My partner said I shouldn't get upset, but what if they had been lampooning Jewish people, or Chinese people; or black people, Muslims, or even 'regular' gay people? How is it that it is still somehow OK to publicly make fun of transgender people?

Sandra

Hystery said...

Sandra,
I think you have a right to feel hurt and angry. For me, the anger might come from a sense that while some forms of prejudice are recognized for being inhumane or at least rude, transgender people aren't even on most folks' radar. They don't know they are being asses because they don't get that transgender people are real-honest-to-god people and part of their communities to boot. It wasn't that long ago that I dealt with people who claimed they didn't know any gay people. I assured them that they did and just didn't know it. Good grief! People can be clueless.

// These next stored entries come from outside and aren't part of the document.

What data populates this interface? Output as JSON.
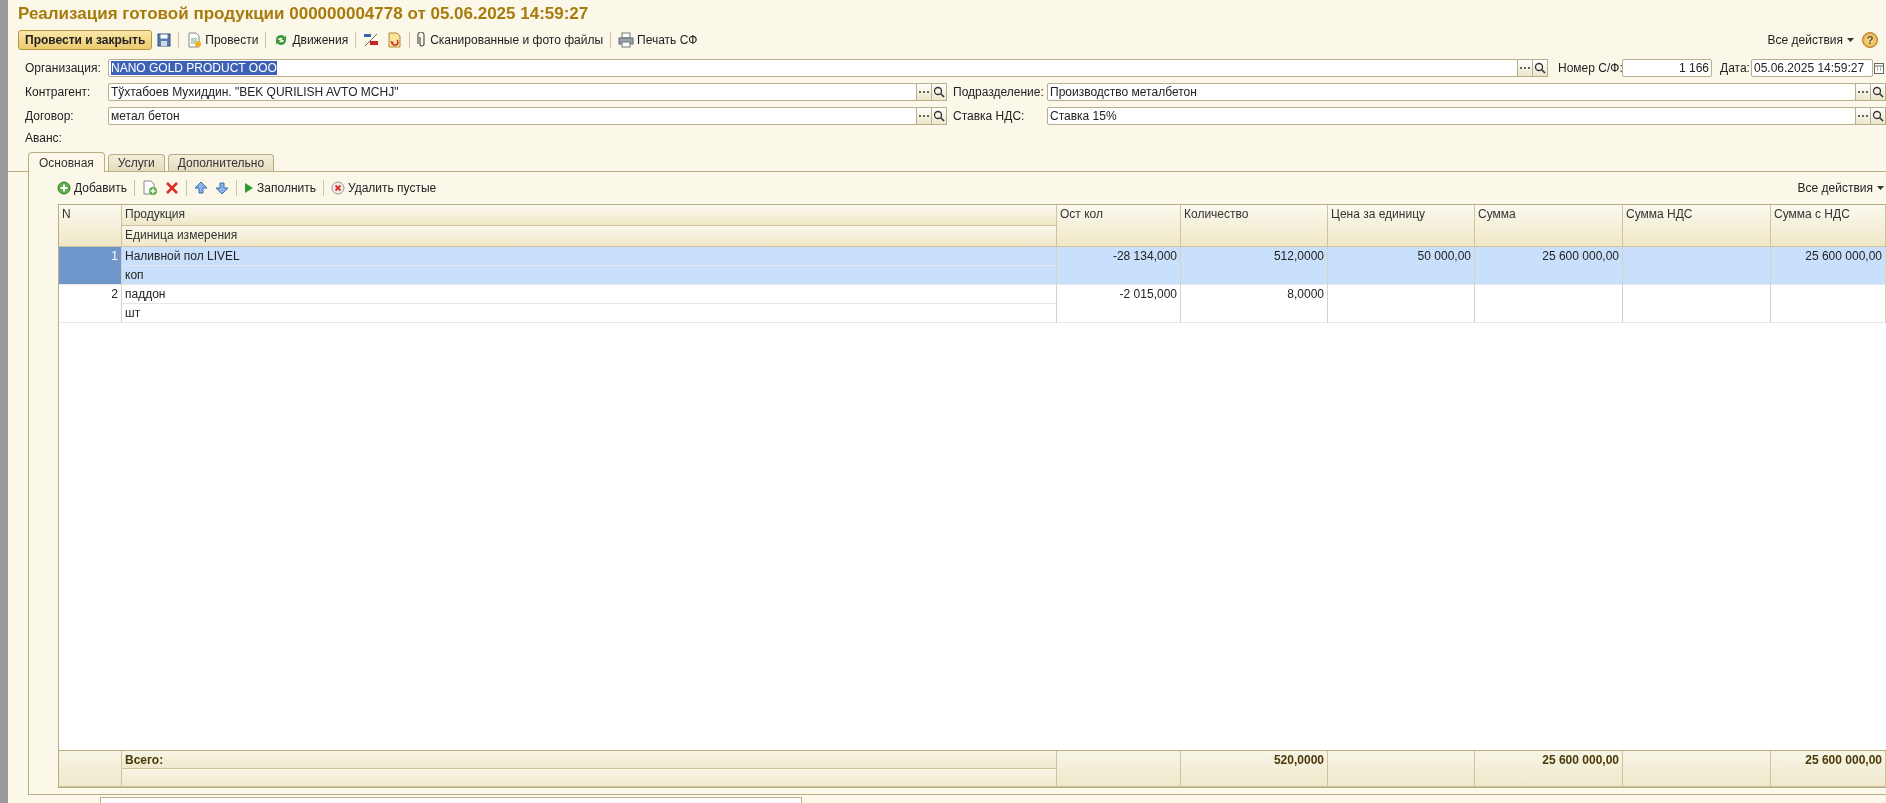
{
  "window": {
    "title": "Реализация готовой продукции 000000004778 от 05.06.2025 14:59:27"
  },
  "toolbar": {
    "items": [
      {
        "kind": "primary",
        "label": "Провести и закрыть"
      },
      {
        "kind": "icon"
      },
      {
        "kind": "separator"
      },
      {
        "kind": "icon_text",
        "label": "Провести"
      },
      {
        "kind": "separator"
      },
      {
        "kind": "icon_text",
        "label": "Движения"
      },
      {
        "kind": "separator"
      },
      {
        "kind": "icon"
      },
      {
        "kind": "icon"
      },
      {
        "kind": "separator"
      },
      {
        "kind": "icon_text",
        "label": "Сканированные и фото файлы"
      },
      {
        "kind": "separator"
      },
      {
        "kind": "icon_text",
        "label": "Печать СФ"
      }
    ],
    "all_actions": "Все действия",
    "help": "?"
  },
  "fields": {
    "organization": {
      "label": "Организация:",
      "value": "NANO GOLD PRODUCT OOO",
      "selected": true
    },
    "invoice_number": {
      "label": "Номер С/Ф:",
      "value": "1 166"
    },
    "date": {
      "label": "Дата:",
      "value": "05.06.2025 14:59:27"
    },
    "counterparty": {
      "label": "Контрагент:",
      "value": "Тўхтабоев Мухиддин. \"BEK QURILISH AVTO MCHJ\""
    },
    "division": {
      "label": "Подразделение:",
      "value": "Производство металбетон"
    },
    "contract": {
      "label": "Договор:",
      "value": "метал бетон"
    },
    "vat_rate": {
      "label": "Ставка НДС:",
      "value": "Ставка 15%"
    },
    "advance": {
      "label": "Аванс:"
    }
  },
  "tabs": [
    {
      "label": "Основная",
      "selected": true
    },
    {
      "label": "Услуги",
      "selected": false
    },
    {
      "label": "Дополнительно",
      "selected": false
    }
  ],
  "table_toolbar": {
    "items": [
      {
        "kind": "icon_text",
        "label": "Добавить"
      },
      {
        "kind": "separator"
      },
      {
        "kind": "icon"
      },
      {
        "kind": "icon"
      },
      {
        "kind": "separator"
      },
      {
        "kind": "icon"
      },
      {
        "kind": "icon"
      },
      {
        "kind": "separator"
      },
      {
        "kind": "icon_text",
        "label": "Заполнить"
      },
      {
        "kind": "separator"
      },
      {
        "kind": "icon_text",
        "label": "Удалить пустые"
      }
    ],
    "all_actions": "Все действия"
  },
  "grid": {
    "columns": [
      {
        "label": "N"
      },
      {
        "label": "Продукция",
        "sublabel": "Единица измерения"
      },
      {
        "label": "Ост кол"
      },
      {
        "label": "Количество"
      },
      {
        "label": "Цена за единицу"
      },
      {
        "label": "Сумма"
      },
      {
        "label": "Сумма НДС"
      },
      {
        "label": "Сумма с НДС"
      }
    ],
    "rows": [
      {
        "selected": true,
        "n": "1",
        "product": "Наливной пол LIVEL",
        "unit": "коп",
        "stock": "-28 134,000",
        "quantity": "512,0000",
        "price": "50 000,00",
        "amount": "25 600 000,00",
        "amount_with_vat": "25 600 000,00"
      },
      {
        "selected": false,
        "n": "2",
        "product": "паддон",
        "unit": "шт",
        "stock": "-2 015,000",
        "quantity": "8,0000"
      }
    ],
    "totals": {
      "label": "Всего:",
      "quantity": "520,0000",
      "amount": "25 600 000,00",
      "amount_with_vat": "25 600 000,00"
    }
  }
}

As I've become aware of how few people have a clue that gender and sex are way more complicated than our dualistic system allows, I've begun inserting comments and lessons in my courses so that my students begin to know that there aren't just two genders, two sexualities, two sexes. Humans are way more amazing and complex than that. I have to do the same thing with races, religions, and politics...but the limited understanding of gender diversity is more pervasive.

Sandra said...

In fairness, someone has pointed out to me that these guys do charity work:

www.hogettes.org

It appears they don't mean any offense; but still, I don't think they'd go to a Redskins game looking like Al Jolson and wearing dresses and piggy snouts.

Bush Quaker said...

It's interesting how people's perceptions differ so dramatically. Maybe it's because in Scotland so many of us still wear the kilt on a regular basis, as is the case to lesser and differing degrees in other Celtic countries, or that cross-dressing is part of many of the traditional festivals and rituals in Celtic countries, but I doubt very much that it would have been commented on here, let alone acted against. I certainly can't imagine a teacher here giving someone a hard time about it, if it were part of Halloween fancy dress, apart from in the ultra-Protestant Western Isles, but then they would probably be more concerned with the pagan celebration of Halloween! I really must wonder if the teacher would have reacted the same way if he had worn a kilt.

Priscilla said...

I love this post, Hystery. In a former life I was writing a book on gender transgressions, so this is near to my heart. Yes, dangerous to cross-dress, because in the case of a boy it means dressing "down" the status ladder. No one gives a rip (anymore) if women dress "up" like men. Your insight that he was dangerous because NOT mocking girls is perceptive. I hope he is still courageous, still dressing the way he wants, and happy.